12. Selon vous, le produit a-t-il été utilisé en conformité avec le mode d'emploi de L'étiquette?

Inconnu

Sous-formulaire II : Incident chez l'humain (Obligation d'utiliser un formulaire séparé pour chaque personne affectée)

1. Source de la déclaration.

Autre

2. Renseignement démographique sur la personne affectée

Sexe: Femme

Âge: >19 <=64 yrs / >19 <=64 ans

3. Énumérez tous les symptômes, au moyen des choix suivants.

Système

  • Systèmes nerveux et musculaire
    • Symptôme - Confusion
    • Symptôme - Ataxie
    • Symptôme - Collapsus
    • Symptôme - Engourdissement
    • Symptôme - Évanouissement

4. Quelle a été la durée des symptômes?

Unknown / Inconnu

5. La personne affectée a-t-elle reçu des soins médicaux? Donner les détails à la question 13.

Non

6. a) Est-ce que la personne a été hospitalisée?

Non

6. b) Pendant combien de temps?

7. Scénario d'exposition

Non professionnel

8. Comment l'exposition s'est-elle produite? (cocher tout ce qui s'applique)

Application

9.Si l'exposition s'est produite lors du traitement ou au moment du retour dans la zone traitée, de l'équipement de protection individuelle était-il porté? (cocher tout ce qui s'applique)

Inconnu

10. Voie(s) d'exposition.

Peau

11.Durée de l'exposition?

Unknown / Inconnu

12.Temps écoulé entre l'exposition et l'apparition des symptômes.
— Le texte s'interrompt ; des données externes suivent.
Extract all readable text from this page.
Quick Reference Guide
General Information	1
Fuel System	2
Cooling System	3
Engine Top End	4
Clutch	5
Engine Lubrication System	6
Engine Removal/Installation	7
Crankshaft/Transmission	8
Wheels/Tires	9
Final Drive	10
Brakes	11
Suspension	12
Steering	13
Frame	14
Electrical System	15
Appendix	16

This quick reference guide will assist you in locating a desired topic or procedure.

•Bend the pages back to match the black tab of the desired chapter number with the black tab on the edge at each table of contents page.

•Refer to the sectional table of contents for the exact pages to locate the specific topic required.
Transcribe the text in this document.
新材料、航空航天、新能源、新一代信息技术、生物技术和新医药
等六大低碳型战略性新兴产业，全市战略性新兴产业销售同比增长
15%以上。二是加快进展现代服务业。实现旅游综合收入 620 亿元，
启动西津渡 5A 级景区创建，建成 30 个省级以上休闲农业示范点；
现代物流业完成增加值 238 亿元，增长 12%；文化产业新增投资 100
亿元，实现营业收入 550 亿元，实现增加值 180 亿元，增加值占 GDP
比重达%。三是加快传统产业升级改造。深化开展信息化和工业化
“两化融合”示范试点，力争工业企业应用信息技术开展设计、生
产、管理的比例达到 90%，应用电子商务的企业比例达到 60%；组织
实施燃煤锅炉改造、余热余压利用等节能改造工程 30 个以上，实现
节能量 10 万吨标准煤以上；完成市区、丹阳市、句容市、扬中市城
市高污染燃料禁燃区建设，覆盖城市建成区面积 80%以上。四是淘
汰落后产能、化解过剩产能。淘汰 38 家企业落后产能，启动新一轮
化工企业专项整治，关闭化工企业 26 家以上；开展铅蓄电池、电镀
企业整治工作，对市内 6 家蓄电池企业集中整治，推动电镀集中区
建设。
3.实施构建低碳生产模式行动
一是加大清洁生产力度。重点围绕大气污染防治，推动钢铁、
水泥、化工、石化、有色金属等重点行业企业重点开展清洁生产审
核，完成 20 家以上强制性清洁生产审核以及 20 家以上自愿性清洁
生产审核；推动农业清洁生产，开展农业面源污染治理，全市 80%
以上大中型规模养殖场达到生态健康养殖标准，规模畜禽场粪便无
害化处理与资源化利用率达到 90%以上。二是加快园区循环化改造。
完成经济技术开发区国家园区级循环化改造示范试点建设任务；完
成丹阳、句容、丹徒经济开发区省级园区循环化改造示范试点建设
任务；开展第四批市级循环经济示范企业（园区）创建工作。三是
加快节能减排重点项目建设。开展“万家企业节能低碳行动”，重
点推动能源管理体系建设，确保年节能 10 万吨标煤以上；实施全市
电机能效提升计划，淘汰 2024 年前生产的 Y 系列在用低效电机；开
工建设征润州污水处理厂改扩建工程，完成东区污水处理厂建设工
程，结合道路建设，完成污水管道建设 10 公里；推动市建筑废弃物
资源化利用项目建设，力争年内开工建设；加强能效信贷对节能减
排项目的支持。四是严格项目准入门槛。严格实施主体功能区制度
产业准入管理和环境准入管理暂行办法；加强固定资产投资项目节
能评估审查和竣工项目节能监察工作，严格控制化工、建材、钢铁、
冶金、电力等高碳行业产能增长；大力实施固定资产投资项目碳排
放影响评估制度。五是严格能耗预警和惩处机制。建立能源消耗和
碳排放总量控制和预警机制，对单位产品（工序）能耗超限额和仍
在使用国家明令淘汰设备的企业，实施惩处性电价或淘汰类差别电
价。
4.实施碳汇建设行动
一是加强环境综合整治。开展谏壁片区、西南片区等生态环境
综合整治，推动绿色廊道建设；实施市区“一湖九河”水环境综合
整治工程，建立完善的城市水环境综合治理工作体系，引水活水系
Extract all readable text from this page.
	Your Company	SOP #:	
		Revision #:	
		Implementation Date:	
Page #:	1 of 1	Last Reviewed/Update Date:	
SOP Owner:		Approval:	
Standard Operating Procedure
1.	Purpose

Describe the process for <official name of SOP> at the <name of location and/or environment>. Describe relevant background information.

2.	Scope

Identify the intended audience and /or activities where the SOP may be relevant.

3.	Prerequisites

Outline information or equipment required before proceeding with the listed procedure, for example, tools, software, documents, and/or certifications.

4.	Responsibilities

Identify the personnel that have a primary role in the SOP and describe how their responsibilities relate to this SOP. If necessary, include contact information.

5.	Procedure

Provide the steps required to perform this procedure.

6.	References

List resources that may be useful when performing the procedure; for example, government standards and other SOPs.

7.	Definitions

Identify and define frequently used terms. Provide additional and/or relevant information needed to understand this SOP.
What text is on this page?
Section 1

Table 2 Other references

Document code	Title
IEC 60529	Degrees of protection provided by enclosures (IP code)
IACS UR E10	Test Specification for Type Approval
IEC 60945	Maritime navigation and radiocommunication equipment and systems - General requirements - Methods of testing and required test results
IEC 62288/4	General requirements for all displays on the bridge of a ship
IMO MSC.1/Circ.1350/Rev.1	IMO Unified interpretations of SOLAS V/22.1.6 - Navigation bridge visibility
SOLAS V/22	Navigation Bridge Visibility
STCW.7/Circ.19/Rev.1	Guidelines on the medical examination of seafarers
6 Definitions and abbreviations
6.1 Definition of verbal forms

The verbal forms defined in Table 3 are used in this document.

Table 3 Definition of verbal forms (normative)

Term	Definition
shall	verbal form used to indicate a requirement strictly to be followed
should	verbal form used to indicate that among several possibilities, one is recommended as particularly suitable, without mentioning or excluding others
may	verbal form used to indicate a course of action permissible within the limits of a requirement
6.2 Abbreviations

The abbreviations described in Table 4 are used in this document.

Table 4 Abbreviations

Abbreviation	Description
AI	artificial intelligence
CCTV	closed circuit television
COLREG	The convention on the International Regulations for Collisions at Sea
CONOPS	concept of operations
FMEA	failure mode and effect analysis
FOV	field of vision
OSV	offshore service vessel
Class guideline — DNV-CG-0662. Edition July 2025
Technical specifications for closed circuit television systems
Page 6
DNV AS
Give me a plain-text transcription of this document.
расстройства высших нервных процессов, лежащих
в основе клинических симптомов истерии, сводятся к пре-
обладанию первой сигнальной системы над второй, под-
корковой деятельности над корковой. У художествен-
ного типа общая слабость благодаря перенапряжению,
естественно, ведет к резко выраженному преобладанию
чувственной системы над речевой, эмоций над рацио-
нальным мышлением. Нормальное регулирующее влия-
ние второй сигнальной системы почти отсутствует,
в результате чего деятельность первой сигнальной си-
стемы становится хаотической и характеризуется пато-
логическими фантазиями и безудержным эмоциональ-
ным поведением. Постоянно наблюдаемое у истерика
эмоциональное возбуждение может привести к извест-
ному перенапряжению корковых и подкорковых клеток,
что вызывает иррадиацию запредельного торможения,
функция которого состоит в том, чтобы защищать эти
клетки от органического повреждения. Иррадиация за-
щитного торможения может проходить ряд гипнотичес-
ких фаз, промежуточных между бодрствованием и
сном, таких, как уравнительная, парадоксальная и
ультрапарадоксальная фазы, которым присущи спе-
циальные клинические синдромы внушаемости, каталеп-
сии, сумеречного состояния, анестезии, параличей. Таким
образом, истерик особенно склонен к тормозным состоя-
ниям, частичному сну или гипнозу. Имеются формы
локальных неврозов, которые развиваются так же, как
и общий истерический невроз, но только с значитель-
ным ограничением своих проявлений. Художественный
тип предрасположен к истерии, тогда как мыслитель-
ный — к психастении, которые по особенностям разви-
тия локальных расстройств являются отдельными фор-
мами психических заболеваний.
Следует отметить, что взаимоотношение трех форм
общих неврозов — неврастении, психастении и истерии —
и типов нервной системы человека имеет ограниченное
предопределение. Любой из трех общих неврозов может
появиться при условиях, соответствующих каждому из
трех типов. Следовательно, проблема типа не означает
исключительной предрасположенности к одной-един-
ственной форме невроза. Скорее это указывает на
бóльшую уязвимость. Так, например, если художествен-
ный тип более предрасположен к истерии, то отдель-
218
>2 hrs <=8 hrs / > 2 h < = 8 h

13.Donner tout détail additionnel au sujet de l'incident (p.ex. description des symptômes tels que la fréquence et la gravité, type de soins médicaux, résultats des tests médicaux, quantité de pesticide à laquelle la personne a été exposée, etc.)

Approximately 8 hours post exposure, the individual felt confused, was ataxic, collapsed, fainted (syncope), and had numbness of her fingers. The individual was not evaluated by a physician.

À être déterminé par le titulaire

14. Classification selon la gravité.

Majeure

15. Donner des renseignements additionnels ici.

Unclear whether direct or indirect exposure of the product is occurred. Reported neurological signs, collapse and fainting are not expected after exposure to the product. Numbness might be a consequence of fainting. Moreover concomitant medical condition of systemic scleroderma,mixed connective tissue disease, back and neck disorders and concomitant medication may have contributed to the reported signs. Despite, time to onset seems short,considering unexpected signs, overall a product connection is unlikely. Initial assessment/causality confirmed by medical doctor.